On June 30, it was reported that Sonali punhani, chief UK economist of Credit Suisse, said when releasing the team's latest forecast for the UK economy: "the UK may avoid recession this year."
Punhani said that the government's financial support accounted for 1.5% of GDP, the surplus savings of consumers accounted for 9.8% of GDP, and the tight labor market should promote the recovery of service industry expenditure, so as to prevent this year's economic recession.
According to the British National Bureau of statistics, the UK economy grew 0.8% month on month in the first quarter of 2022, in line with economists' expectations, with a year-on-year growth of 8.7% in the first quarter.
However, soaring inflation and sluggish consumer confidence have led economists to lower their expectations for the UK's economic performance for the rest of this year. The Bank of England warned in May that the economic recession may sweep the UK before the end of this year.
In fact, Credit Suisse and other banks predict that UK economic activity will contract by 0.4% in the second quarter.
However, with the recovery of the impact of bank holidays in the previous quarter, it should return to a month on month growth of 0.3% in the third quarter.
In order to celebrate the 60th anniversary of the Queen's accession to the throne, the British government added additional bank holidays in June, which will naturally lead to a slowdown in economic growth.
Credit Suisse believes that the economic growth shrank slightly in the fourth quarter, at 0.1%.
"Technical recession" refers to two consecutive quarters of negative growth, but it is clear that the economy is expected to slow significantly.
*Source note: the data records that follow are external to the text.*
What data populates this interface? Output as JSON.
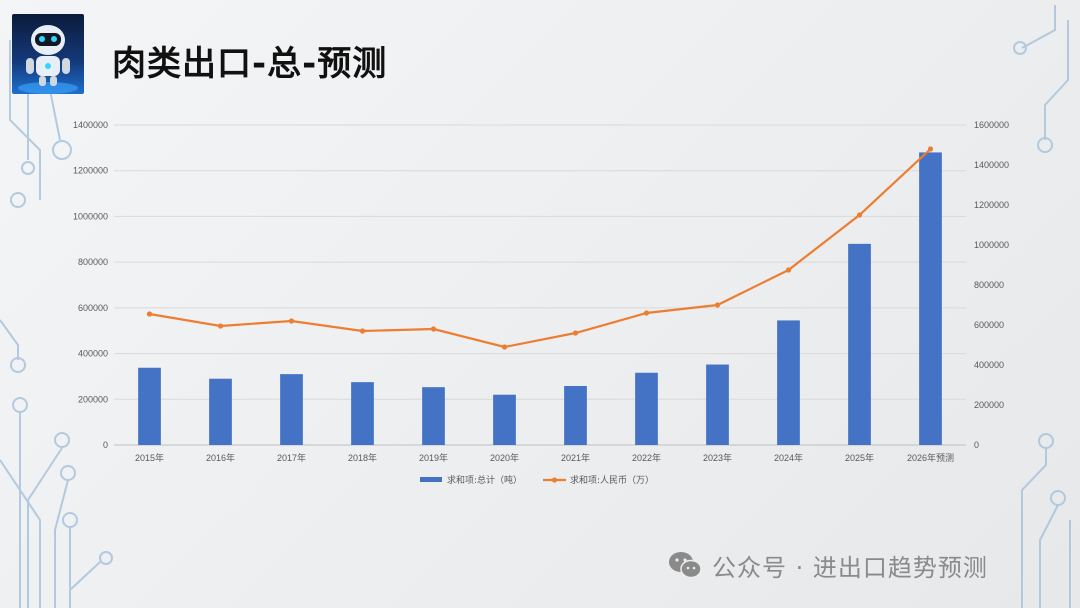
{
  "page": {
    "title": "肉类出口-总-预测"
  },
  "watermark": {
    "text": "公众号 · 进出口趋势预测",
    "icon": "wechat-icon"
  },
  "logo": {
    "icon": "robot-icon"
  },
  "colors": {
    "bar": "#4472c4",
    "line": "#ed7d31",
    "grid": "#d9d9d9",
    "axis_text": "#595959"
  },
  "chart_data": {
    "type": "bar",
    "categories": [
      "2015年",
      "2016年",
      "2017年",
      "2018年",
      "2019年",
      "2020年",
      "2021年",
      "2022年",
      "2023年",
      "2024年",
      "2025年",
      "2026年预测"
    ],
    "series": [
      {
        "name": "求和项:总计（吨）",
        "type": "bar",
        "axis": "left",
        "values": [
          338000,
          290000,
          310000,
          275000,
          253000,
          220000,
          258000,
          316000,
          352000,
          545000,
          880000,
          1280000
        ]
      },
      {
        "name": "求和项:人民币（万）",
        "type": "line",
        "axis": "right",
        "values": [
          655000,
          595000,
          620000,
          570000,
          580000,
          490000,
          560000,
          660000,
          700000,
          875000,
          1150000,
          1480000
        ]
      }
    ],
    "y_left": {
      "min": 0,
      "max": 1400000,
      "step": 200000,
      "ticks": [
        "0",
        "200000",
        "400000",
        "600000",
        "800000",
        "1000000",
        "1200000",
        "1400000"
      ]
    },
    "y_right": {
      "min": 0,
      "max": 1600000,
      "step": 200000,
      "ticks": [
        "0",
        "200000",
        "400000",
        "600000",
        "800000",
        "1000000",
        "1200000",
        "1400000",
        "1600000"
      ]
    },
    "grid": true,
    "legend": "bottom",
    "title": "",
    "xlabel": "",
    "ylabel": ""
  }
}
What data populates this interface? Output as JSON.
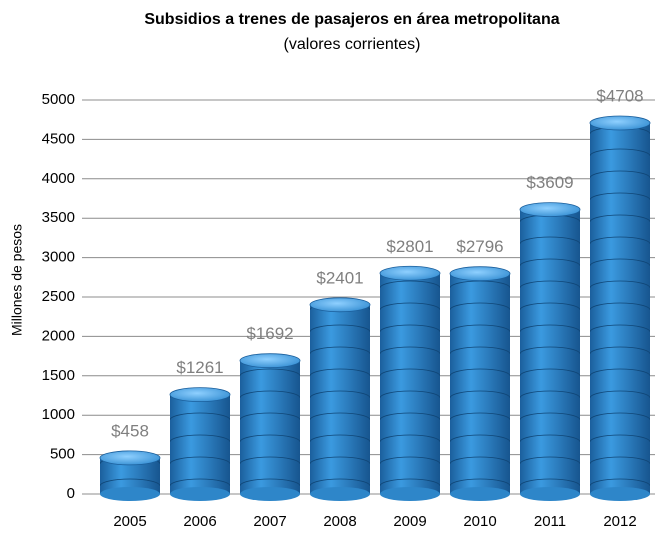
{
  "chart_data": {
    "type": "bar",
    "title": "Subsidios a trenes de pasajeros en área metropolitana",
    "subtitle": "(valores corrientes)",
    "y_axis_label": "Millones de pesos",
    "categories": [
      "2005",
      "2006",
      "2007",
      "2008",
      "2009",
      "2010",
      "2011",
      "2012"
    ],
    "values": [
      458,
      1261,
      1692,
      2401,
      2801,
      2796,
      3609,
      4708
    ],
    "value_labels": [
      "$458",
      "$1261",
      "$1692",
      "$2401",
      "$2801",
      "$2796",
      "$3609",
      "$4708"
    ],
    "color": "#2e86c9",
    "ylim": [
      0,
      5000
    ],
    "yticks": [
      0,
      500,
      1000,
      1500,
      2000,
      2500,
      3000,
      3500,
      4000,
      4500,
      5000
    ],
    "grid": true
  }
}
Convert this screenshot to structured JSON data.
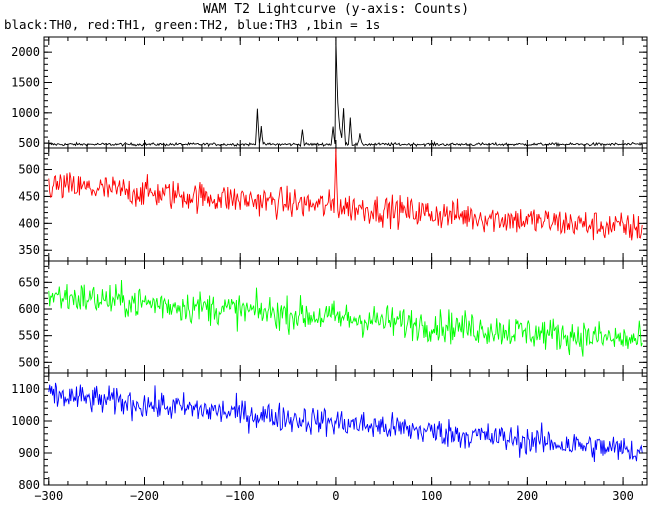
{
  "chart_data": {
    "type": "line",
    "title": "WAM T2 Lightcurve (y-axis: Counts)",
    "subtitle": "black:TH0, red:TH1, green:TH2, blue:TH3 ,1bin = 1s",
    "xlabel": "",
    "xlim": [
      -305,
      325
    ],
    "x_ticks": [
      -300,
      -200,
      -100,
      0,
      100,
      200,
      300
    ],
    "shared_x_axis": true,
    "grid": false,
    "panels": [
      {
        "series_name": "TH0",
        "color": "#000000",
        "ylim": [
          420,
          2250
        ],
        "y_ticks": [
          500,
          1000,
          1500,
          2000
        ],
        "baseline": 480,
        "noise": 35,
        "features": [
          {
            "x": -82,
            "peak": 1100
          },
          {
            "x": -78,
            "peak": 780
          },
          {
            "x": -35,
            "peak": 720
          },
          {
            "x": -3,
            "peak": 780
          },
          {
            "x": 0,
            "peak": 2200
          },
          {
            "x": 8,
            "peak": 1050
          },
          {
            "x": 15,
            "peak": 920
          },
          {
            "x": 25,
            "peak": 650
          }
        ]
      },
      {
        "series_name": "TH1",
        "color": "#ff0000",
        "ylim": [
          330,
          540
        ],
        "y_ticks": [
          350,
          400,
          450,
          500
        ],
        "start_level": 470,
        "end_level": 390,
        "noise": 20,
        "features": [
          {
            "x": 0,
            "peak": 540
          }
        ]
      },
      {
        "series_name": "TH2",
        "color": "#00ff00",
        "ylim": [
          480,
          690
        ],
        "y_ticks": [
          500,
          550,
          600,
          650
        ],
        "start_level": 625,
        "end_level": 540,
        "noise": 22,
        "features": []
      },
      {
        "series_name": "TH3",
        "color": "#0000ff",
        "ylim": [
          800,
          1150
        ],
        "y_ticks": [
          800,
          900,
          1000,
          1100
        ],
        "start_level": 1080,
        "end_level": 905,
        "noise": 32,
        "features": []
      }
    ]
  }
}
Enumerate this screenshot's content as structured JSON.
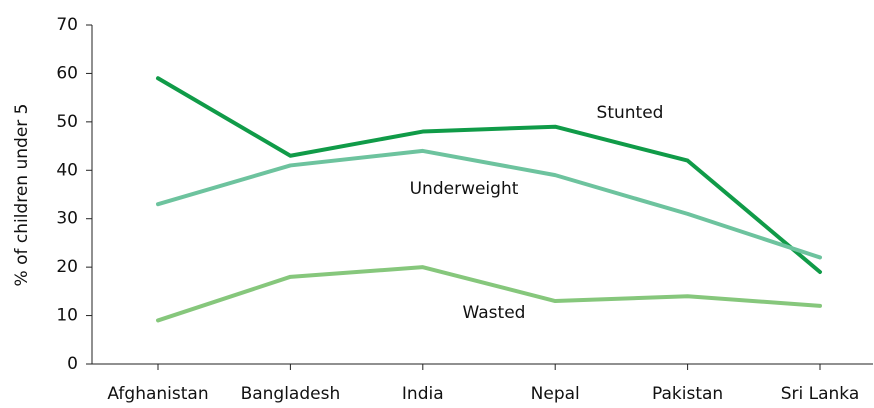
{
  "chart_data": {
    "type": "line",
    "y_label": "% of children under 5",
    "categories": [
      "Afghanistan",
      "Bangladesh",
      "India",
      "Nepal",
      "Pakistan",
      "Sri Lanka"
    ],
    "series": [
      {
        "name": "Stunted",
        "color": "#109b48",
        "values": [
          59,
          43,
          48,
          49,
          42,
          19
        ]
      },
      {
        "name": "Underweight",
        "color": "#6dc39e",
        "values": [
          33,
          41,
          44,
          39,
          31,
          22
        ]
      },
      {
        "name": "Wasted",
        "color": "#86c77c",
        "values": [
          9,
          18,
          20,
          13,
          14,
          12
        ]
      }
    ],
    "ylim": [
      0,
      70
    ],
    "yticks": [
      0,
      10,
      20,
      30,
      40,
      50,
      60,
      70
    ],
    "grid": false
  }
}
Punhani said: "with the disappearance of temporary fiscal stimulus measures in the second half of 22 years, the continuous stagnation of real income, coupled with the tightening policy of the Bank of England and the slowdown in the growth of trading partners, the GDP growth rate will reach 3.4% in 2022 and then fall to 0.5% in 2023." She added: "given that we expect growth to be close to stagnation, the risk of a recession in 2023 has increased."
The three risks that could lead to a recession are
(1) Before the end of the year, the Bank of England will raise interest rates more aggressively to more than 3%
(2) Any impact that pushes the eurozone into recession
(3) If the UK PMI falls below 45
Credit Suisse predicts that the Bank of England will further raise interest rates by 100 basis points in 2022, reaching 2.25% by the end of 2022, which is not as large as the market expected. At present, the market expects the Bank of England to raise interest rates by about 160 basis points.